Tome, por exemplo, a dimensão humana do nosso mundo virtual. A hiperconexão abre tantos horizontes novos, cria tantas oportunidades novas. Mas também muda a forma como as pessoas comuns pensam sobre as suas vidas. O chamado síndrome de FoMo (“Fear of Missing out” – numa tradução literal “medo de perder alguma coisa”) reflete as ansiedades de uma geração mais nova, cujos membros se sentem compelidos a capturar instantaneamente tudo o que vêm e fazem.

Leonhard pergunta como é que nós – enquanto seres lineares – vamos lidar com o enorme ganho no fluxo de informações em tempo real: “Que implicações terão estes desenvolvimentos de grande alcance? Como acompanharemos os milhares de dados recolhidos em tempo real, o volume sempre crescente, a variedade e a profundidade de entrada de dados, o tsunami de comunicações a receber e o rápido melhoramento de inteligência de software, dispositivos e máquinas? Terão os humanos que se “ampliar”, em breve, de forma a acompanhar o fenómeno e, se sim, onde nos irá isto levar?” Questões fascinantes!

Considere a lista de temas a discutir em 2014 da edição nº6 de Gerd Leonhard: “Obesidade digital, desintoxicação digital, e a chegada de “a alegria de perder”: irá o offline tornar-se o novo luxo?” O futurista alemão observa que “cada vez mais, as pessoas reclamam sobre a “tirania da conexão”, sobre ficar empanturrado com informação e ser sobrecarregado com dados, media, atualizações e notificações. O agora dessas pessoas está tão cheio de tudo, e “sabe” tudo tão bem, e o preço é apropriado (bem, quase…zero), por isso continuam a consumir mais do mesmo. O barulho dos conteúdos online e o burburinho das conversas são ensurdecedores, e parece que a relação sinal-ruído nunca foi baixo”.

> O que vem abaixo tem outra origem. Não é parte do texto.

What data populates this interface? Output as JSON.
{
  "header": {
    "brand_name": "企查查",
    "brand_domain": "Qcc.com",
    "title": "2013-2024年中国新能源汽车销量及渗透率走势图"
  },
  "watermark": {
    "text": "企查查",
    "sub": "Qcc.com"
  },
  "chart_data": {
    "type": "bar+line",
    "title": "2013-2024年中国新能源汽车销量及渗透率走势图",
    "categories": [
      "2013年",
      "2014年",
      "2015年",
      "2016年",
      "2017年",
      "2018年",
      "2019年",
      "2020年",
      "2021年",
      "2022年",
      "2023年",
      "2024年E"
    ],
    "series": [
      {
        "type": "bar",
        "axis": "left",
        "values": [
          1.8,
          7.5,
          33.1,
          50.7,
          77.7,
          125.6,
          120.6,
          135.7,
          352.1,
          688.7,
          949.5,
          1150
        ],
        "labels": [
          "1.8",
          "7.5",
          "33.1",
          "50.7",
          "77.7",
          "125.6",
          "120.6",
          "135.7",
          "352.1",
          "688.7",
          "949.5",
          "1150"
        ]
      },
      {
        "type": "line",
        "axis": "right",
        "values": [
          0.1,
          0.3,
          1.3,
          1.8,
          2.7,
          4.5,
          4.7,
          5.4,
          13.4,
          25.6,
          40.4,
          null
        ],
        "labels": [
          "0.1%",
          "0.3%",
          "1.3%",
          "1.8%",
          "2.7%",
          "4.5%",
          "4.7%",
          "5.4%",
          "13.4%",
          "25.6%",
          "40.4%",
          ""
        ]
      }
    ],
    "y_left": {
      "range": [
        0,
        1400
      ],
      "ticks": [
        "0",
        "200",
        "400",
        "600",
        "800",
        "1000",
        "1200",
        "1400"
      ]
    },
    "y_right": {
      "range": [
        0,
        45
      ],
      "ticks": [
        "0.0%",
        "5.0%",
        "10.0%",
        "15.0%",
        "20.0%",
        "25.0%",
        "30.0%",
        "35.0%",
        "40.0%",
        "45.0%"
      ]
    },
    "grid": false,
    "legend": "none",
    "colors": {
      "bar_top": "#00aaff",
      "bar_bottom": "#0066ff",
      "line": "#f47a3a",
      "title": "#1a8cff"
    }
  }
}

Como outros especialistas que exploram águas desconhecidas de um exponencial mundo digital em expansão, Gerd Leonhard observa primeiro e desafia depois os seus leitores: “Assim como a obesidade física é um problema sério e grande (com alegadamente 42% da população dos EUA a ser atingida por este), ser digitalmente obeso pode levar a disfunções cerebrais, distúrbios de sono, confusão mental em geral e muitos outros efeitos colaterais que precisam ser considerados. Por isso, será que a tecnologia continua a significar mais poder para os consumidores, na sua maioria, ou começa a tornar-se numa verdadeira ferramenta de um novo tipo de escravidão – ou ambos? E se tivessemos que considerar esta questão, poderíamos realmente viver “fora da grelha” e continuar a funcionar numa sociedade em rede? Como encontramos o equilíbrio?” Novamente, questões fascinantes!

Muito antes dos avisos de Leonhard sobre a obesidade digital, Gary Smal e Gigi Vorgan alucidaram-nos, num artigo seminal em 2008, para o que chamaram de “Esgotamento tecno-cerebral” – a influência que os media digital têm na fisiologia humana.

“A exposição diária à alta tecnologia”, escreviam, “computadores, smartphones, videojogos, motores de pesquisa como o Google e o Yahoo – estimulam a alteração celular cerebral e a libertação neurotransmissora, fortalecendo gradualmente novos percursos neurais nos nossos cérebros e enfraquecendo outros. Dada a revolução tecnológica atual, os nossos cérebros estão a desenvolver-se agora mesmo – a uma velocidade nunca antes vista”.

Usando técnicas de ressonância magnética (MRI), os dois neurocientistas americanos exploraram de que forma o cérebro é afetado pelo estado de “atenção parcial contínua” em que vivemos. Descobriram que um “córtex dorsolateral pré-frontal estimulado e uma memória de curto-prazo dominante, pode resultar num estado de stress que pode ter consequências fisiológicas sérias para o corpo”. “Como o cérebro é forçado a constantemente rever e analisar novas informações, através de pesquisas no Google ou no Facebook, pode entrar no que Small e Vorgan chamaram “Esgotamento tecno-cerebral”. Significa que alguns dos centros cerebrais que controlam o humor e o pensamento estão a ser mudados, mas não temos como saber quais os efeitos que esta mudança trará a longo-prazo.

Não sucumba ao pessimismo! E prepare-se para abraçar cada vez mais dilemas digitais em 2014. Dilemas que continuarão a moldar o “Espírito da época” dos humanos conectados.